Romanian President Rejects Muslim Woman As Prime Minister

Chris Menahan
InformationLiberation
Dec. 28, 2016

Smart move.

From The Guardian:
Romania’s president has rejected a proposal by the leftist party that won elections this month to appoint the country’s first female and first Muslim prime minister.

Klaus Iohannis gave no reasons for rejecting the nomination of Sevil Shhaideh, put forward by the Social Democrats (PSD), but there was speculation that it may have been due to her Syrian husband’s background.
“I have properly analysed the arguments for and against and I have decided not to accept this proposal,” the president said in a televised statement. “I call on the PSD coalition to make another proposal.”

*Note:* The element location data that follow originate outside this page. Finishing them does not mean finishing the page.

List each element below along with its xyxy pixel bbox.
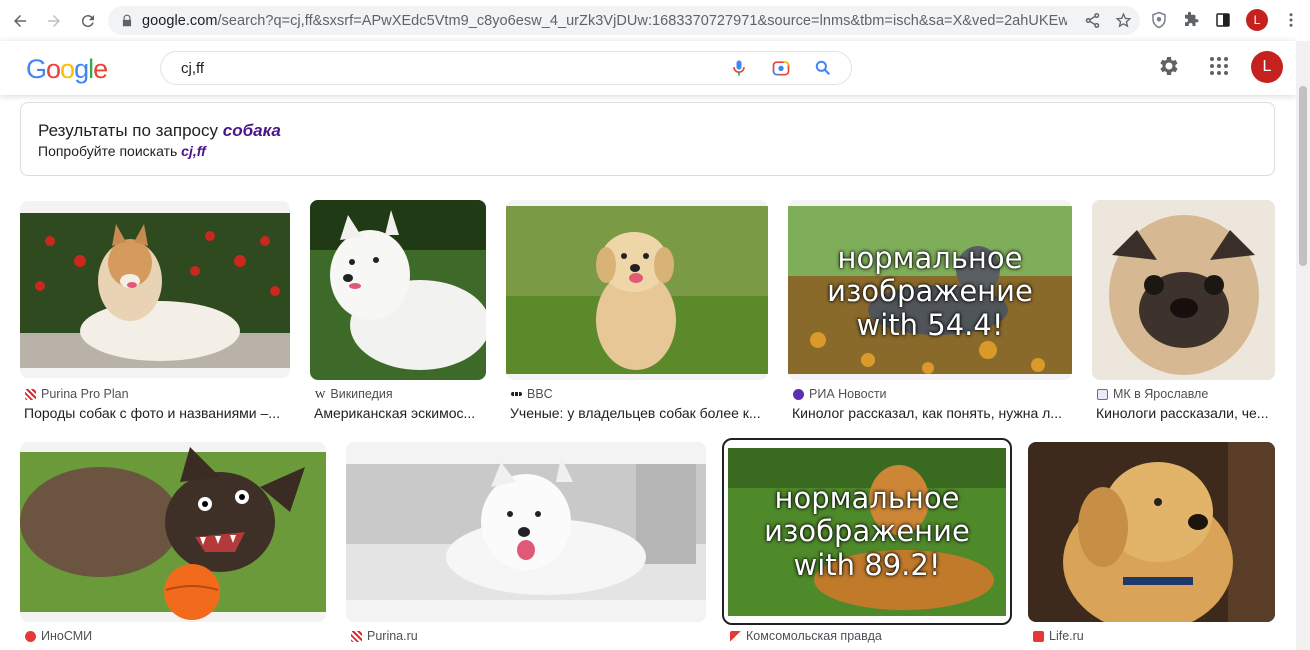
result-source[interactable]: РИА Новости [793, 387, 887, 401]
arrow-left-icon [14, 14, 26, 27]
source-name: BBC [527, 387, 553, 401]
angry-dog-ball-image [20, 447, 326, 620]
arrow-right-icon [48, 14, 60, 27]
result-title[interactable]: Кинологи рассказали, че... [1096, 405, 1275, 421]
result-image[interactable] [310, 200, 486, 380]
showing-results-for: Результаты по запросу собака [38, 121, 281, 141]
source-name: Purina.ru [367, 629, 418, 643]
life-favicon-icon [1033, 630, 1044, 642]
logo-letter: g [74, 54, 89, 84]
try-label: Попробуйте поискать [38, 143, 178, 159]
golden-puppy-image [506, 206, 768, 374]
browser-profile-avatar[interactable]: L [1246, 9, 1268, 31]
pug-image [1092, 200, 1275, 380]
result-title[interactable]: Ученые: у владельцев собак более к... [510, 405, 768, 421]
share-icon[interactable] [1084, 12, 1101, 29]
shield-extension-icon[interactable] [1150, 11, 1168, 29]
bookmark-star-icon[interactable] [1115, 12, 1132, 29]
forward-button[interactable] [40, 7, 68, 35]
image-overlay-text: нормальное изображение with 54.4! [788, 241, 1072, 342]
source-name: Википедия [330, 387, 393, 401]
result-source[interactable]: BBC [511, 387, 553, 401]
purina-favicon-icon [351, 630, 362, 642]
result-source[interactable]: Life.ru [1033, 629, 1084, 643]
result-image[interactable] [1092, 200, 1275, 380]
scrollbar-thumb[interactable] [1299, 86, 1307, 266]
url-text: google.com/search?q=cj,ff&sxsrf=APwXEdc5… [142, 13, 1067, 29]
result-source[interactable]: W Википедия [315, 387, 393, 401]
url-path: /search?q=cj,ff&sxsrf=APwXEdc5Vtm9_c8yo6… [217, 12, 1067, 29]
result-source[interactable]: Комсомольская правда [730, 629, 882, 643]
camera-lens-icon[interactable] [771, 58, 791, 78]
overlay-line: нормальное [837, 241, 1023, 275]
url-domain: google.com [142, 12, 218, 29]
lock-icon [122, 14, 132, 26]
source-name: Комсомольская правда [746, 629, 882, 643]
overlay-line: with 54.4! [856, 307, 1004, 342]
logo-letter: G [26, 54, 47, 84]
result-source[interactable]: Purina.ru [351, 629, 418, 643]
reload-icon [81, 14, 94, 27]
white-dog-image [310, 200, 486, 380]
browser-toolbar: google.com/search?q=cj,ff&sxsrf=APwXEdc5… [0, 0, 1310, 41]
spelling-correction-box: Результаты по запросу собака Попробуйте … [20, 102, 1275, 176]
akita-dog-image [20, 213, 290, 368]
logo-letter: o [46, 54, 61, 84]
result-title[interactable]: Американская эскимос... [314, 405, 486, 421]
result-image[interactable] [346, 442, 706, 622]
extensions-puzzle-icon[interactable] [1182, 11, 1200, 29]
result-title[interactable]: Кинолог рассказал, как понять, нужна л..… [792, 405, 1072, 421]
microphone-icon[interactable] [729, 58, 749, 78]
overlay-line: изображение [827, 274, 1033, 309]
purina-favicon-icon [25, 388, 36, 400]
source-name: Purina Pro Plan [41, 387, 129, 401]
bbc-favicon-icon [511, 392, 522, 396]
google-header: Google cj,ff L [0, 41, 1296, 95]
result-source[interactable]: ИноСМИ [25, 629, 92, 643]
inosmi-favicon-icon [25, 630, 36, 642]
result-image[interactable] [20, 201, 290, 378]
search-instead-for: Попробуйте поискать cj,ff [38, 143, 206, 159]
logo-letter: e [93, 54, 108, 84]
corrected-query-link[interactable]: собака [223, 121, 281, 140]
results-for-label: Результаты по запросу [38, 121, 219, 140]
result-image[interactable]: нормальное изображение with 54.4! [788, 200, 1072, 380]
kp-favicon-icon [730, 630, 741, 642]
result-title[interactable]: Породы собак с фото и названиями –... [24, 405, 290, 421]
wikipedia-favicon-icon: W [315, 388, 326, 401]
more-vert-icon[interactable] [1282, 11, 1300, 29]
search-box[interactable]: cj,ff [160, 51, 852, 85]
gear-icon[interactable] [1157, 54, 1181, 78]
mk-favicon-icon [1097, 388, 1108, 400]
golden-puppy-portrait-image [1028, 442, 1275, 622]
overlay-line: with 89.2! [793, 547, 941, 582]
result-image[interactable] [1028, 442, 1275, 622]
logo-letter: o [60, 54, 75, 84]
side-panel-icon[interactable] [1214, 11, 1232, 29]
original-query-link[interactable]: cj,ff [181, 143, 206, 159]
page-scrollbar[interactable] [1296, 41, 1310, 650]
samoyed-indoor-image [346, 457, 706, 600]
address-bar[interactable]: google.com/search?q=cj,ff&sxsrf=APwXEdc5… [108, 6, 1140, 35]
source-name: ИноСМИ [41, 629, 93, 643]
account-avatar[interactable]: L [1251, 51, 1283, 83]
source-name: Life.ru [1049, 629, 1084, 643]
result-image[interactable] [506, 200, 768, 380]
source-name: МК в Ярославле [1113, 387, 1209, 401]
result-source[interactable]: МК в Ярославле [1097, 387, 1208, 401]
back-button[interactable] [6, 7, 34, 35]
result-source[interactable]: Purina Pro Plan [25, 387, 129, 401]
result-image[interactable] [20, 442, 326, 622]
source-name: РИА Новости [809, 387, 887, 401]
search-icon[interactable] [813, 58, 833, 78]
overlay-line: нормальное [774, 481, 960, 515]
reload-button[interactable] [74, 7, 102, 35]
image-overlay-text: нормальное изображение with 89.2! [724, 481, 1010, 582]
overlay-line: изображение [764, 514, 970, 549]
ria-favicon-icon [793, 388, 804, 400]
result-image-selected[interactable]: нормальное изображение with 89.2! [722, 438, 1012, 625]
search-input[interactable]: cj,ff [181, 60, 721, 77]
apps-grid-icon[interactable] [1207, 54, 1231, 78]
google-logo[interactable]: Google [26, 54, 108, 85]
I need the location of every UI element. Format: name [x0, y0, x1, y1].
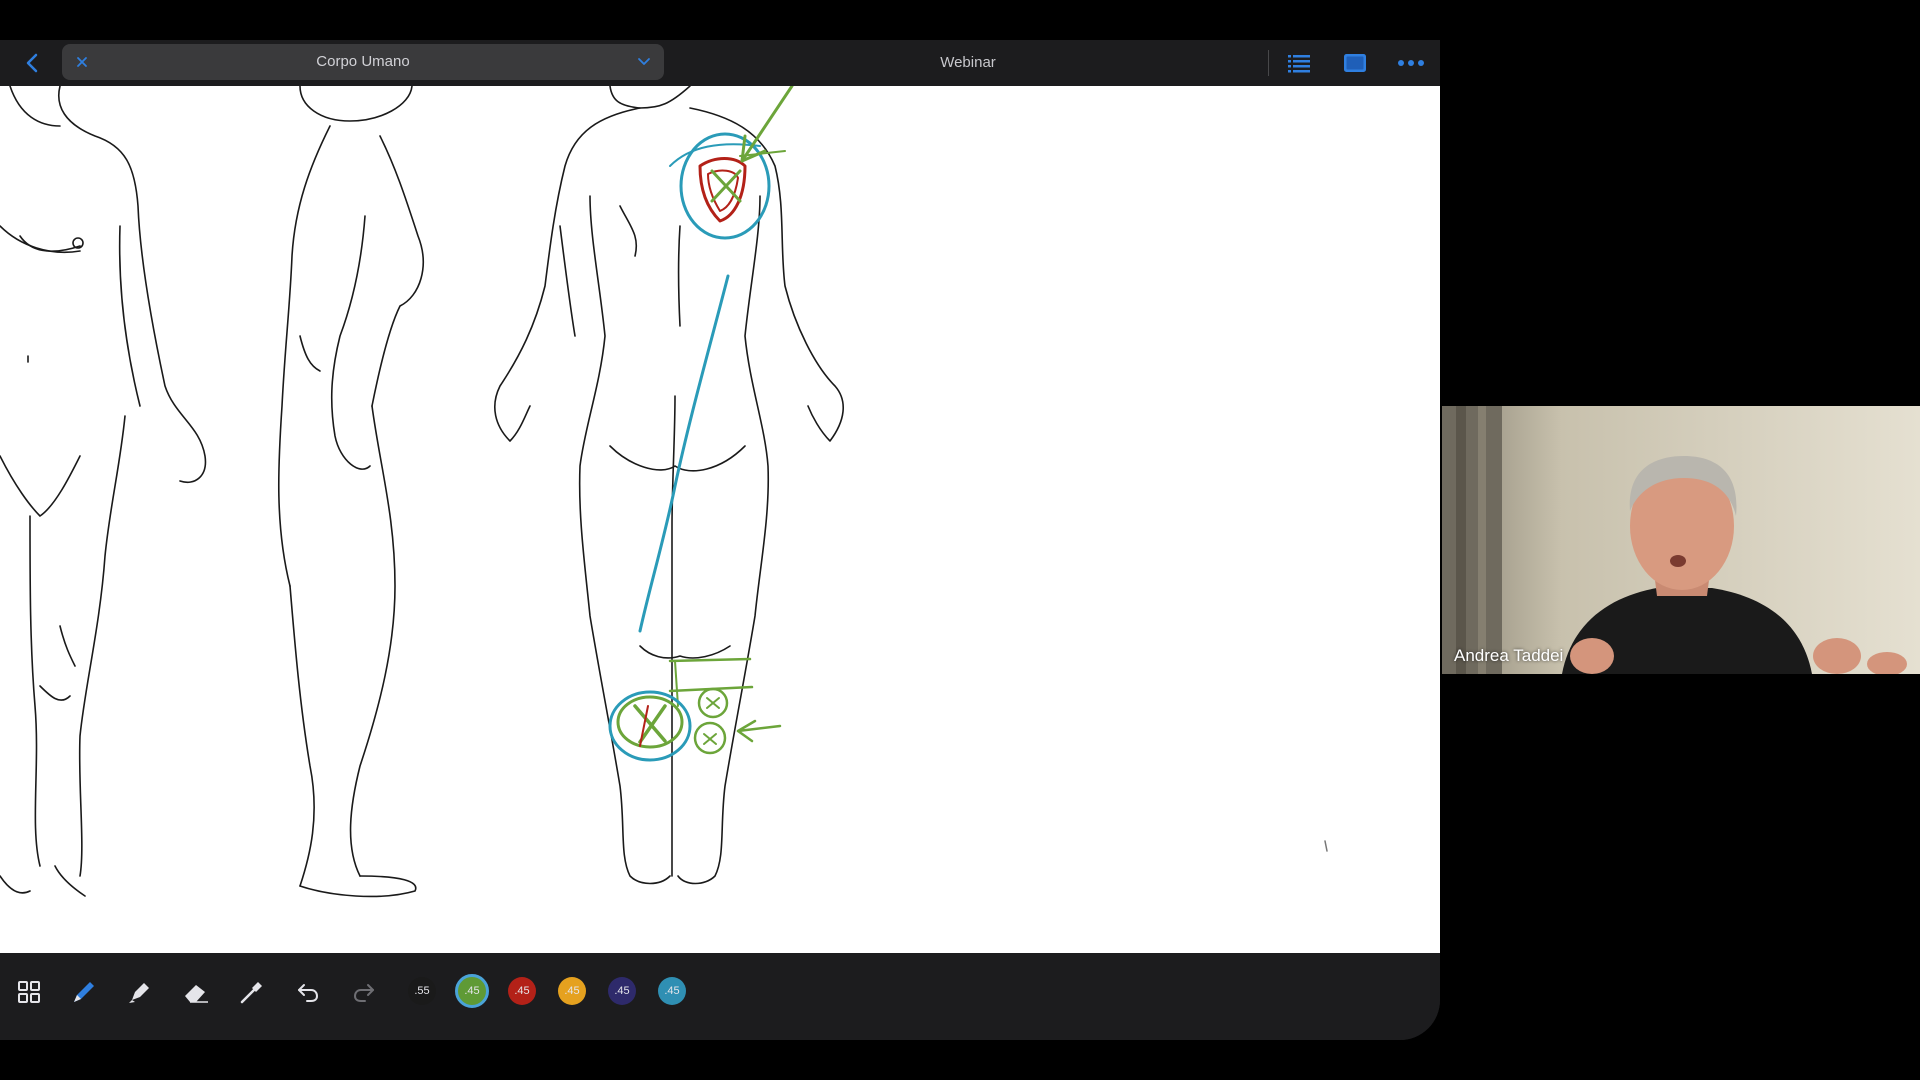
- close-tab-button[interactable]: [72, 52, 92, 72]
- chevron-left-icon: [26, 53, 38, 73]
- toolbar-divider: [1268, 50, 1269, 76]
- chevron-down-icon: [638, 58, 650, 65]
- undo-button[interactable]: [291, 975, 325, 1009]
- app-window: Corpo Umano Webinar .55 .45 .45 .45 .45 …: [0, 40, 1440, 1040]
- eraser-icon: [185, 985, 208, 1003]
- color-swatch-6[interactable]: .45: [658, 977, 686, 1005]
- participant-name: Andrea Taddei: [1454, 646, 1564, 665]
- top-bar: Corpo Umano Webinar: [0, 40, 1440, 86]
- view-mode-button[interactable]: [1340, 49, 1370, 77]
- close-icon: [77, 57, 87, 67]
- grid-icon: [18, 981, 40, 1003]
- color-swatch-2[interactable]: .45: [455, 974, 489, 1008]
- color-swatch-4[interactable]: .45: [558, 977, 586, 1005]
- undo-icon: [298, 984, 319, 1002]
- screen-icon: [1344, 54, 1366, 72]
- redo-button[interactable]: [347, 975, 381, 1009]
- color-swatch-1[interactable]: .55: [408, 977, 436, 1005]
- center-title: Webinar: [940, 54, 996, 71]
- pen-icon: [74, 982, 94, 1002]
- drawing-canvas[interactable]: [0, 86, 1440, 953]
- bottom-toolbar: .55 .45 .45 .45 .45 .45: [0, 953, 1440, 1040]
- document-title: Corpo Umano: [316, 53, 410, 70]
- lasso-tool[interactable]: [235, 975, 269, 1009]
- color-swatch-5[interactable]: .45: [608, 977, 636, 1005]
- lasso-icon: [240, 982, 262, 1004]
- highlighter-tool[interactable]: [123, 975, 157, 1009]
- document-dropdown-button[interactable]: [634, 52, 654, 72]
- annotations: [608, 86, 1328, 852]
- color-swatch-3[interactable]: .45: [508, 977, 536, 1005]
- figure-side: [277, 86, 424, 898]
- back-button[interactable]: [18, 49, 46, 77]
- body-diagram: [0, 86, 1328, 898]
- participant-video: Andrea Taddei: [1442, 406, 1920, 674]
- figure-back: [494, 86, 845, 885]
- highlighter-icon: [129, 983, 149, 1003]
- list-icon: [1288, 55, 1310, 73]
- participant-image: [1442, 406, 1920, 674]
- more-button[interactable]: [1396, 49, 1426, 77]
- figure-front: [0, 86, 207, 897]
- eraser-tool[interactable]: [179, 975, 213, 1009]
- more-icon: [1398, 60, 1424, 66]
- pen-tool[interactable]: [67, 975, 101, 1009]
- document-tab[interactable]: Corpo Umano: [62, 44, 664, 80]
- redo-icon: [353, 984, 374, 1002]
- outline-button[interactable]: [1284, 49, 1314, 77]
- grid-button[interactable]: [12, 975, 46, 1009]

The PSD won 45% of the vote on 11 December. Its leader, Liviu Dragnea, withdrew his own bid to become prime minister because he is serving a two-year suspended sentence for fraud in a previous election.

Shhaideh’s political experience is limited, having served as development minister for just five months before the previous PSD-led government resigned in late 2015. This and her personal closeness to Dragnea – he was a witness at her wedding – stoked opposition accusations that she would merely be his puppet.
Only .3% of the population of Romania is Muslim. 81% are Orthodox Christians. To select a Muslim woman to be the Prime Minister of an Orthodox Christian country is just bizarre.

Johannis is rather interesting in that he was elected despite being part of a dwindling minority of Germans.

Via Wikipedia:
In 2000, the Democratic Forum of Germans in Romania in Sibiu decided to back him as a candidate for mayor. Despite the fact that Sibiu's German minority had shrunken to a mere 1.6%, Iohannis was elected with 69.18% of the votes and has won three re-elections in a row, getting some of the largest electoral scores in the country: 88.7% of the vote in 2004, and 87.4% in 2008. He is the first ethnic German mayor of a Romanian city since Albert Dörr, who served from 1940 to 1945. The small German minority is popular in Romania, where they are often viewed as hard-working, precise and uncompromising. Many Romanians also remember that the country experienced some of its best moments under German kings over a century ago.
Sounds like this is a very wise man who made a very wise decision.